In disagreement with a previous study [17], TMS detected preclinical UMN involvement more frequently in spinal-onset (80%) than in bulbar-onset (50%) patients, and this could be related to the lack of examination of the bulbar region by our routinely TMS. Another possible explanation of this finding may be the low prevalence (< 30%) at presentation of bulbar UMN signs, which was consistent with a previous population-based observation in our region [18]. However, although the clinical evaluation has been performed by an experienced in ALS, the low frequency of bulbar UMN signs at presentation could be related to a clinical underestimation, and this suggests that routinely MEPs should be performed also in bulbar region to empower the ALS diagnostic certainty.

All these results support that MEP alterations could be used as a reliable marker of preclinical UMN damage and could be incorporated into the Awaji criteria or in the new sets of criteria to allow an early diagnosis and the inclusion in clinical trials [14]. In the present work, we did not perform a survival analysis, according to distribution of MEPs abnormalities, even if a possible evolution of the study will address this topic.

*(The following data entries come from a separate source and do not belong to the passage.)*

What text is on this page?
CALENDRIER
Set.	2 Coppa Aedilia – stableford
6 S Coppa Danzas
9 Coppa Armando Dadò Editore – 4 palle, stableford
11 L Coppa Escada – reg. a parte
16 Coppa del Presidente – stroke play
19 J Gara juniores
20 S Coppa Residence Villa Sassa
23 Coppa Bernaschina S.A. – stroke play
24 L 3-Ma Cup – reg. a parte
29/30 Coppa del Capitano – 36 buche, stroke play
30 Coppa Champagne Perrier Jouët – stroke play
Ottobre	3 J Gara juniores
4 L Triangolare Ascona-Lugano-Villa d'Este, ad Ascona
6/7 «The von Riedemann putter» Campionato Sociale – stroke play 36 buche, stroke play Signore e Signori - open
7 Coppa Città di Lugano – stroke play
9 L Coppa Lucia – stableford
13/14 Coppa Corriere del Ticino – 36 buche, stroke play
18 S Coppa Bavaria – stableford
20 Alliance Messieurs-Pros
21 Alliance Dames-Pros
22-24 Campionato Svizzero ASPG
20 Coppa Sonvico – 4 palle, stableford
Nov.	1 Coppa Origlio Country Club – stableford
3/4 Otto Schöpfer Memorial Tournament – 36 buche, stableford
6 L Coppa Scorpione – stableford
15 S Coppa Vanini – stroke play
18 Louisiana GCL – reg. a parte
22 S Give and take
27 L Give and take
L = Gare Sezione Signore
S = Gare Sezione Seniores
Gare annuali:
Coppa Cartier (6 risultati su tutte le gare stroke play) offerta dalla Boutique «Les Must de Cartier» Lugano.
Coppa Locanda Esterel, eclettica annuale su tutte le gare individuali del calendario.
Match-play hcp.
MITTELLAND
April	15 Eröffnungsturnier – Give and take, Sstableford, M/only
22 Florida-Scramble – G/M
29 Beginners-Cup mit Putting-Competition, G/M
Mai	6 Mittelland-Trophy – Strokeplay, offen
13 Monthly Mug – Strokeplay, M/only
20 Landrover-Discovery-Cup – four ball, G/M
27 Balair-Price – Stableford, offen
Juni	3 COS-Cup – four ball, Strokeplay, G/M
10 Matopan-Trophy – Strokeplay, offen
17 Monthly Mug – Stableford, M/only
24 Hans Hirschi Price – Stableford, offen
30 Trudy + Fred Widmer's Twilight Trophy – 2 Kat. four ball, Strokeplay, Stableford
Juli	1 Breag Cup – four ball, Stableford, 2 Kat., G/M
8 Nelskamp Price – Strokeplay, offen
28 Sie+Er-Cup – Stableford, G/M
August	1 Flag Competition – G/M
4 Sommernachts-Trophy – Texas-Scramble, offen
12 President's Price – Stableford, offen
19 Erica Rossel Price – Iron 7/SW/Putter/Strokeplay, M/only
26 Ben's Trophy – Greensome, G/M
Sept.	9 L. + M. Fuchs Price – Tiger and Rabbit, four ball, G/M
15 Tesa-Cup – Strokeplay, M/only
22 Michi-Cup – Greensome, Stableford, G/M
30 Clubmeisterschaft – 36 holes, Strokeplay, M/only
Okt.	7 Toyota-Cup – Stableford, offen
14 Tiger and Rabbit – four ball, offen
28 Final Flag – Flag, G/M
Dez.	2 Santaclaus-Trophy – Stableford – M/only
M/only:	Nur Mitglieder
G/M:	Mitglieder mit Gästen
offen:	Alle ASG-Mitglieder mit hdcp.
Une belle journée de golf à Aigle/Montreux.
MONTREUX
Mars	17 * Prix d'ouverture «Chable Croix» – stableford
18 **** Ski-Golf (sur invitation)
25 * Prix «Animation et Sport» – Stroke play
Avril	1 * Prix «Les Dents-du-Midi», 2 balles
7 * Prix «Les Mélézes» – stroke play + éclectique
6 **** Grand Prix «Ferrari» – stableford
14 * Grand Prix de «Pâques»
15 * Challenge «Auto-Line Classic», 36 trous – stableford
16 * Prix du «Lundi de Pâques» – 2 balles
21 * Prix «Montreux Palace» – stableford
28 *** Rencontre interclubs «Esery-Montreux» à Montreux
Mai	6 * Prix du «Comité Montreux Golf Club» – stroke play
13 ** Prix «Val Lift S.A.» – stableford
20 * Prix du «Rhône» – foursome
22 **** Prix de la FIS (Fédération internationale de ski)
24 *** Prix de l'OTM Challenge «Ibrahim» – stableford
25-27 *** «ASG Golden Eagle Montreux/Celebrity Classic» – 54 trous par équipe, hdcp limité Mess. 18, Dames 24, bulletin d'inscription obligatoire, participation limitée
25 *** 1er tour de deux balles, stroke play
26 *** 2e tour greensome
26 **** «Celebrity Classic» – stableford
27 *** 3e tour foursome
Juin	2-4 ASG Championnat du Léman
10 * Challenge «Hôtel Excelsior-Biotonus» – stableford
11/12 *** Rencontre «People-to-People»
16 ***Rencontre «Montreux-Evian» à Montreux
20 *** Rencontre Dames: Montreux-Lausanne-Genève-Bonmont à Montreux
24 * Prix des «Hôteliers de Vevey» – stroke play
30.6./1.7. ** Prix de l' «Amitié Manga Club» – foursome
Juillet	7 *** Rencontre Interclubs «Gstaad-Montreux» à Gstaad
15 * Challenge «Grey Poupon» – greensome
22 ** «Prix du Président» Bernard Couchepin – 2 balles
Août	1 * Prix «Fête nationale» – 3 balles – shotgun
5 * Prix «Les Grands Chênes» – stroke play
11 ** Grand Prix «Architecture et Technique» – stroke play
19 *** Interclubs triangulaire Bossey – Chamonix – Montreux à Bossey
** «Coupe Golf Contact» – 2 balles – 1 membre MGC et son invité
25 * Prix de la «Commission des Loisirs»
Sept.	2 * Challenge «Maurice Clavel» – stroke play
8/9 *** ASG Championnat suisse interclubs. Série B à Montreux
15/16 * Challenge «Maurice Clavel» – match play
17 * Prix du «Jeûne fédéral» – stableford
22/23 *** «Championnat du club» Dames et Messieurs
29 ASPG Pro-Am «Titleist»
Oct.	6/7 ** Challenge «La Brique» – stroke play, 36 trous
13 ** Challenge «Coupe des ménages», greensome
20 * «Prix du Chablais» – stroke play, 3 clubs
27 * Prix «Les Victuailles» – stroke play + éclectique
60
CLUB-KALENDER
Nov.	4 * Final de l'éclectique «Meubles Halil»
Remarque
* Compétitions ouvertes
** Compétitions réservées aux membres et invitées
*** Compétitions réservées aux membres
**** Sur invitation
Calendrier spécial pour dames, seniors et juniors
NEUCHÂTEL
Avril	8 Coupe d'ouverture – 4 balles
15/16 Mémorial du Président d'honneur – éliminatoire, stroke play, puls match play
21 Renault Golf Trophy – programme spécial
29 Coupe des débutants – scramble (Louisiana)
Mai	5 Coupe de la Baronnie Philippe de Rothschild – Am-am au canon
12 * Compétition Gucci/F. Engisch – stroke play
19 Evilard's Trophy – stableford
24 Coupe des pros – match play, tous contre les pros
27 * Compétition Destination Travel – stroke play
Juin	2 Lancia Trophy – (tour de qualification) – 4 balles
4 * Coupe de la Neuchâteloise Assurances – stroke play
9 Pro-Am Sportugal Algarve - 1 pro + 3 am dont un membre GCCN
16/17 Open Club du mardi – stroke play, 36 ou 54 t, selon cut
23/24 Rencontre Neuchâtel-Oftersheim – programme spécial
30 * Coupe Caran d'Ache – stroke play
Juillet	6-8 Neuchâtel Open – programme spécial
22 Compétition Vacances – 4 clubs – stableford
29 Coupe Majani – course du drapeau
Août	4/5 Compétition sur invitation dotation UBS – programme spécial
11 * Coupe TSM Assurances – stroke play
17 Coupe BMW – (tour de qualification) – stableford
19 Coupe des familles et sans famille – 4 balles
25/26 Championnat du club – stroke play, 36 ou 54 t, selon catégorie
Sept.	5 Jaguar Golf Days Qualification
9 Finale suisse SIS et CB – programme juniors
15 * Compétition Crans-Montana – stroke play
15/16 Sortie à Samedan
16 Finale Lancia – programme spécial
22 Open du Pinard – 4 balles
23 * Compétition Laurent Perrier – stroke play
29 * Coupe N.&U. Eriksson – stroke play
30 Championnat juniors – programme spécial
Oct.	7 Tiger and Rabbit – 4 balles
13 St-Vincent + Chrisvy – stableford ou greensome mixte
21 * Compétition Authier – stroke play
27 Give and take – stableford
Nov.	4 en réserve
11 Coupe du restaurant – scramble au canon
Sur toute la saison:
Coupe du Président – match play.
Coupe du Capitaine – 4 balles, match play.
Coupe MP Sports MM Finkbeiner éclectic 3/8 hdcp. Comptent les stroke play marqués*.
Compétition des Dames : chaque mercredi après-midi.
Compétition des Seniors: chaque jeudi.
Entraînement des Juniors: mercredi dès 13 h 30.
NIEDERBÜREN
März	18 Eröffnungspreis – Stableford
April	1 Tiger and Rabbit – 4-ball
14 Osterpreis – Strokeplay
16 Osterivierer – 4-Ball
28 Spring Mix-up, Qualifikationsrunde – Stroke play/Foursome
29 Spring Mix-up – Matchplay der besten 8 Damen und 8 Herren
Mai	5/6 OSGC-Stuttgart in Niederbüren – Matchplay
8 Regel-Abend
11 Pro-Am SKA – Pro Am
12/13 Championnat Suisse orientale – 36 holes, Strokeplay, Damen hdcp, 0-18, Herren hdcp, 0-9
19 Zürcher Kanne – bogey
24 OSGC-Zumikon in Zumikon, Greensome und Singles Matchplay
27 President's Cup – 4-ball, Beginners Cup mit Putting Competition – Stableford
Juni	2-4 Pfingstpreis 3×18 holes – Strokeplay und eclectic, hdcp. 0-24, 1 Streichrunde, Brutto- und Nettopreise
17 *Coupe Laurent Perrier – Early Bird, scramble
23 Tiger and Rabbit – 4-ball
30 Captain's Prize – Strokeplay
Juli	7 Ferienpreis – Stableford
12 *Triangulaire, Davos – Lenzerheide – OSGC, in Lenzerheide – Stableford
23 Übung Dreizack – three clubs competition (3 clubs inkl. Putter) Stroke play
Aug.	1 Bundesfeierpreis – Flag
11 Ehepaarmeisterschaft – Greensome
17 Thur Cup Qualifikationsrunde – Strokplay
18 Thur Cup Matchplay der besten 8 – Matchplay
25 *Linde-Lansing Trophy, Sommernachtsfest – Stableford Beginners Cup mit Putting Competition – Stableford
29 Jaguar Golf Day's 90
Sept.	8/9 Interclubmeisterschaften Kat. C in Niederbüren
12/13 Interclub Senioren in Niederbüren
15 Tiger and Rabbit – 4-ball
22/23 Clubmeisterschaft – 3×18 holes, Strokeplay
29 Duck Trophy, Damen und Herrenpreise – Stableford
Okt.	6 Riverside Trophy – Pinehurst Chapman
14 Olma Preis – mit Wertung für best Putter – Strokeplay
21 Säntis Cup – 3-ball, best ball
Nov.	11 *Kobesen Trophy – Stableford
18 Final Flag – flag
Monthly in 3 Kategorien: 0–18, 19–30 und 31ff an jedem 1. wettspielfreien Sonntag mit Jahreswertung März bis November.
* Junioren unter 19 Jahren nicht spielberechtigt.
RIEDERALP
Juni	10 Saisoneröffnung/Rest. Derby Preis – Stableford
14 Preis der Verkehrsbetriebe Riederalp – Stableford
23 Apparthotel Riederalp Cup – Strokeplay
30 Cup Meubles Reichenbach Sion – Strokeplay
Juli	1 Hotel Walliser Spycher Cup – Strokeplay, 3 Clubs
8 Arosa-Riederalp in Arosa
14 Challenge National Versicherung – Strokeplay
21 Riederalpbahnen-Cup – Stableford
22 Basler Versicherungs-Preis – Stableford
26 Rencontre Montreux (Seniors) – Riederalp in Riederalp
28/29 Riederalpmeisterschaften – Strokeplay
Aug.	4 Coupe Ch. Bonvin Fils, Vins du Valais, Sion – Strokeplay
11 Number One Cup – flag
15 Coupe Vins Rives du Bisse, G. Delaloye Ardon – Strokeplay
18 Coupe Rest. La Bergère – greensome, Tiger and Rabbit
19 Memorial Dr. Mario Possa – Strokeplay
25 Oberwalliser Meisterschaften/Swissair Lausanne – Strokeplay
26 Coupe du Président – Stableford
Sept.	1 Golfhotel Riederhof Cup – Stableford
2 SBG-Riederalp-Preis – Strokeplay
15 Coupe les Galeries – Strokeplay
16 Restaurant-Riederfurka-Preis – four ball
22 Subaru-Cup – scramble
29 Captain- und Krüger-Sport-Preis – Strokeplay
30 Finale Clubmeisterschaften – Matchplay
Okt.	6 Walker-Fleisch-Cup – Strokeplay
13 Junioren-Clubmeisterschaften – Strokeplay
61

Our study has some limitations, including the already mentioned lack of bulbar region examination with TMS, the ALS tertiary center rather than a population-based cohort design; the lack of EMG and TMS controls after 1 year of follow-up. However, in the absence of serial EMG and TMS, we revaluated the patients using EEC at 1 year, considering these criteria reliable, because of the low risk of false positive [19]. Another limitation is the use of a focal single coil that might reduce the field penetration compared to round or double cone TMS coils, which in turn may induce higher and wider spread electrical fields in superficial cortical regions, and could have been preferable particularly for eliciting lower limbs [20]. Consistently with this observation, about one third of patients with UMN signs had normal MEPs: this finding could be explained either by the low sensibility of the TMS with our methodology or by the lack of specificity of some of the UMN signs, as hyperreflexia or normal deep tendon reflexes in wasted limb.

We, however, believe that these limitations did not significantly biased our results, indicating that TMS has a good positive predictive value to detect UMN damage early in the course of the disease. It can be stated that the presence of altered MEPs in a widespread LMN disease (i.e., two or more body regions) could be sufficient for the diagnosis of ALS even in absence of clinical evidence of UMN signs. This opens to the opportunity that restricted phenotypes of motor neuron diseases can be included in the diagnosis of ALS and, where appropriate, enrolled in RCT.